I asked for help on the Qlik Community forum.  I got a response back from the specialists that there is a setting in Qlik’s endpoints that will NOT update the Primary key.

The setting is:

$info.query_syntax.pk_segments_not_updateable

Set to TRUE

I made this change in the endpoint, restarted the task and captured a few more update sql samples. With the change in the settings; the updates now discarded the updates to the PK.

BUT…

This might be a helpful solution and worthy to note for the future; but in this case the solution did not really help us out.  After making the change we noticed no noticeable change in our TPS throughput; confirming increasingly it was a network issue.

I could see also other problems with this.

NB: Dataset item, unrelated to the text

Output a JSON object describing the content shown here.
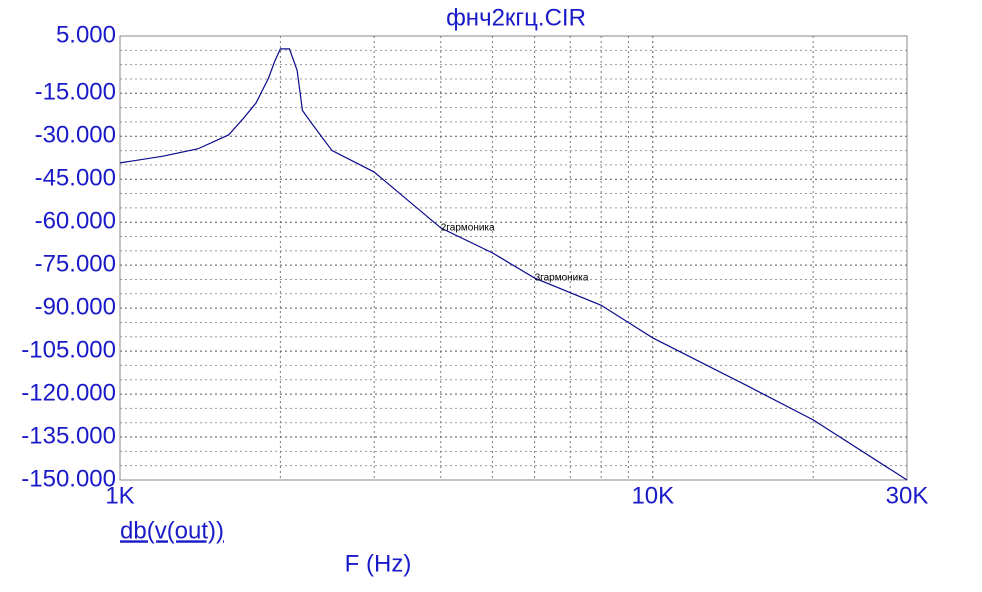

The source system that we are reading from is exceptionally large, have been entrenched in our organisation for 30 years and there is constant work done in the background as other core system are merged into it.  We as a downstream user; cannot guarantee the rules around updating Primary Keys.  Gut feeling in day-to-day operation that once the PKs are set, they are set in stone in the database.  But to base our data integrity for critical reporting on accuracy of data on a “Gut feeling” is not a good data integrity model. 

Who to say that the owners of the source system perform an update to a PK to fix an incident; or a new source system consolidation have updates in the steps?  Our change management in the organisation is not tight and detailed enough for us to be forewarned of changes like this.

If data integrity were not so critical; we could run a full refresh periodically to reset the data to a baseline to capture updates of PK.  But this will require significant rework of the solution to manage these periodical refreshes.

So; we did learn.  We did assess.  But this didn’t help us out.